Will people be better off?

No. Quite the reverse. The IFS has said this slightly higher national minimum wage will not compensate working families who will be subjected to tax credit cuts; it is arithmetically impossible. The IFS director, Paul Johnson, commented: “Unequivocally, tax credit recipients in work will be made worse off by the measures in the Budget on average.” It has been calculated that 3.2m low-paid workers will have their pay packets cut by an average of £1,350 a year.

Could the government change its policy to avoid this?

The Prime Minister and his frontbenchers have been pretty stubborn about pushing on with the plan. In spite of criticism from all angles – the IFS, campaigners, Labour, The Sun – Cameron has ruled out a review of the policy in the Autumn Statement, which is on 25 November. But there is an alternative. The chair of parliament’s Work & Pensions Select Committee and Labour MP Frank Field has proposed what he calls a “cost neutral” tweak to the tax credit cuts.

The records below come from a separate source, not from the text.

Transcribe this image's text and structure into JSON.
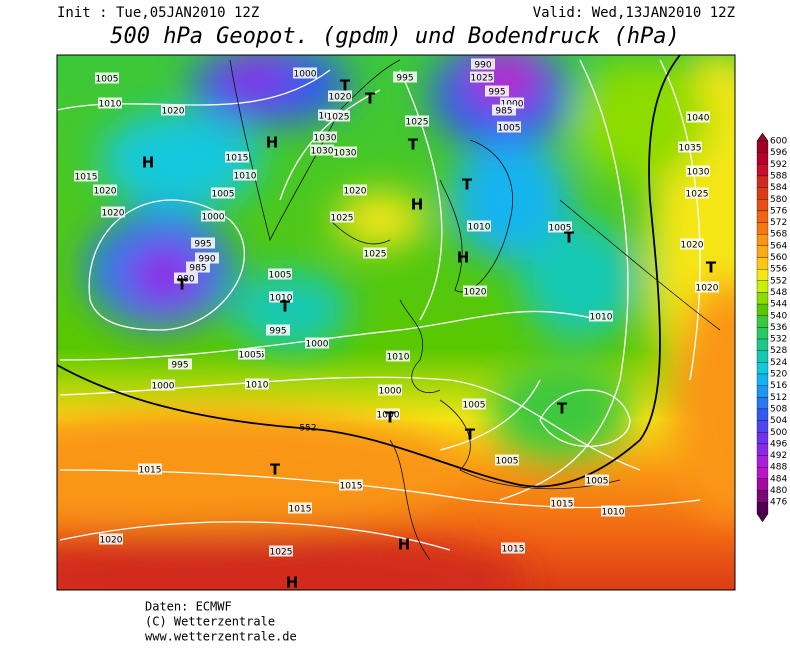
{
  "header": {
    "init": "Init : Tue,05JAN2010 12Z",
    "valid": "Valid: Wed,13JAN2010 12Z",
    "title": "500 hPa Geopot. (gpdm) und Bodendruck (hPa)"
  },
  "map": {
    "contour_label": "552",
    "isobar_labels": [
      "1005",
      "1010",
      "1020",
      "1015",
      "1020",
      "1000",
      "995",
      "990",
      "985",
      "980",
      "995",
      "1000",
      "1010",
      "1005",
      "1015",
      "1010",
      "1005",
      "1000",
      "1020",
      "1015",
      "1030",
      "1030",
      "1030",
      "1025",
      "1020",
      "1025",
      "1025",
      "1025",
      "1000",
      "1005",
      "1010",
      "1020",
      "1025",
      "995",
      "990",
      "985",
      "995",
      "1000",
      "1005",
      "1010",
      "1000",
      "995",
      "1005",
      "1015",
      "1005",
      "1000",
      "1005",
      "1010",
      "1040",
      "1035",
      "1030",
      "1025",
      "1020",
      "1020",
      "1015",
      "1015",
      "1020",
      "1025",
      "1015",
      "1020",
      "1005",
      "1010",
      "1005",
      "1015",
      "1010"
    ],
    "pressure_centers": [
      "H",
      "H",
      "T",
      "T",
      "T",
      "H",
      "H",
      "T",
      "T",
      "T",
      "T",
      "T",
      "T",
      "T",
      "T",
      "H",
      "H",
      "T"
    ]
  },
  "colorbar": {
    "levels": [
      600,
      596,
      592,
      588,
      584,
      580,
      576,
      572,
      568,
      564,
      560,
      556,
      552,
      548,
      544,
      540,
      536,
      532,
      528,
      524,
      520,
      516,
      512,
      508,
      504,
      500,
      496,
      492,
      488,
      484,
      480,
      476
    ],
    "colors": [
      "#a0002a",
      "#b4002a",
      "#c8102a",
      "#d22a1e",
      "#dc3c14",
      "#e65014",
      "#f06414",
      "#f57814",
      "#fa9614",
      "#faaa14",
      "#fac814",
      "#f5e614",
      "#c8f000",
      "#8cdc00",
      "#5ac800",
      "#3cc83c",
      "#28c864",
      "#1ec88c",
      "#14c8b4",
      "#14c8dc",
      "#14b4f0",
      "#1e96f0",
      "#2878f0",
      "#325af0",
      "#5046f0",
      "#6e32f0",
      "#8c28e6",
      "#aa1edc",
      "#be14c8",
      "#a00aa0",
      "#780a78",
      "#500050"
    ]
  },
  "footer": {
    "source": "Daten: ECMWF",
    "copyright": "(C) Wetterzentrale",
    "url": "www.wetterzentrale.de"
  }
}
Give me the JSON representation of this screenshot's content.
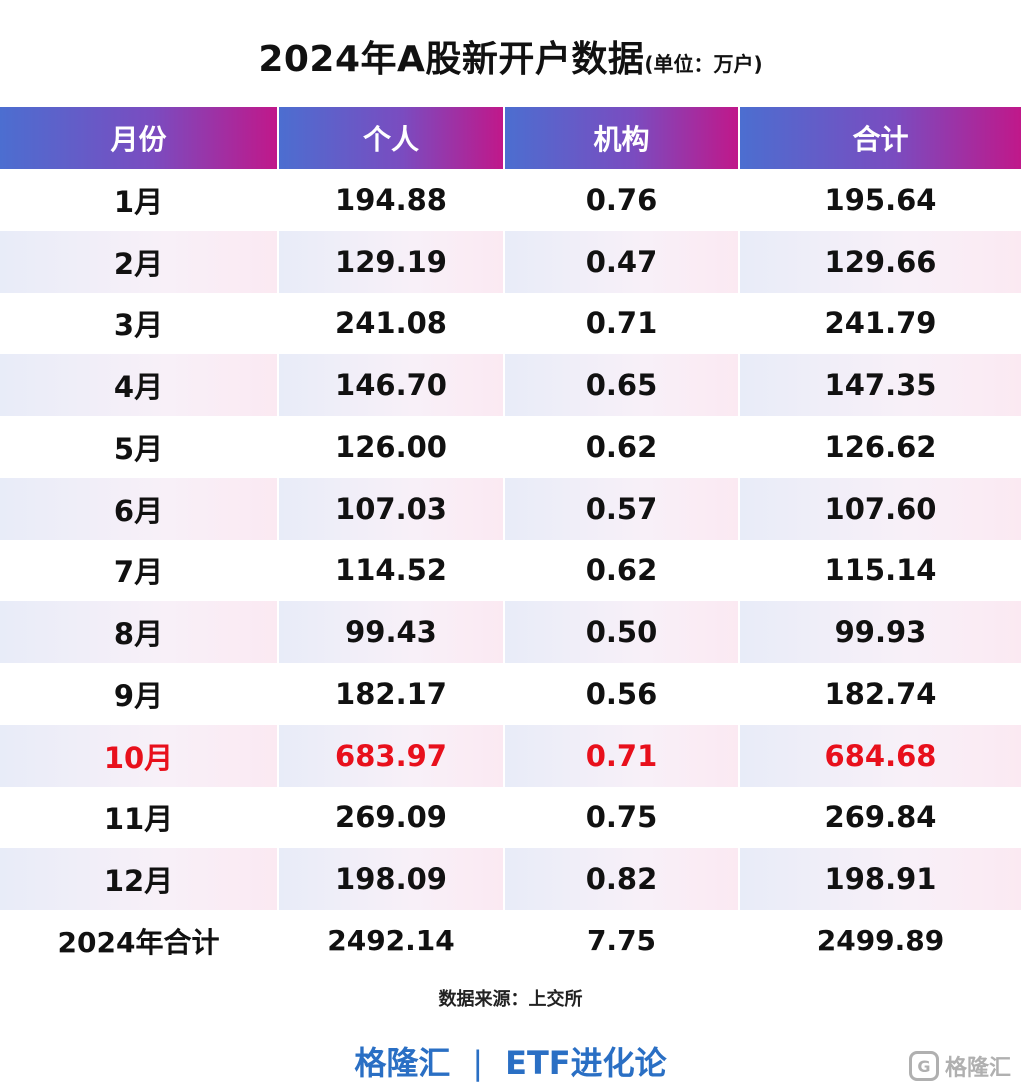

How would this alternative work?

Currently, if your income is less than £6,420, you will receive the maximum amount of tax credits. That threshold is called the gross income threshold. Field wants to introduce a second gross income threshold of £13,100 (what you earn if you work 35 hours a week on minimum wage). Those earning a salary between those two thresholds would have their tax credits reduced at a slower rate on whatever they earn above £6,420 up to £13,100. The percentage of what you earn above the basic threshold that is deducted from your tax credits is called the taper rate, and it is currently at 41 per cent. In contrast to this plan, the Tories want to halve the income threshold to £3,850 a year and increase the taper rate to 48 per cent once you hit that threshold, which basically means you lose more tax credits, faster, the more you earn.

When will the tax credit cuts come in?

They will be imposed from April next year, barring a u-turn.

Anoosh Chakelian is deputy web editor at the New Statesman.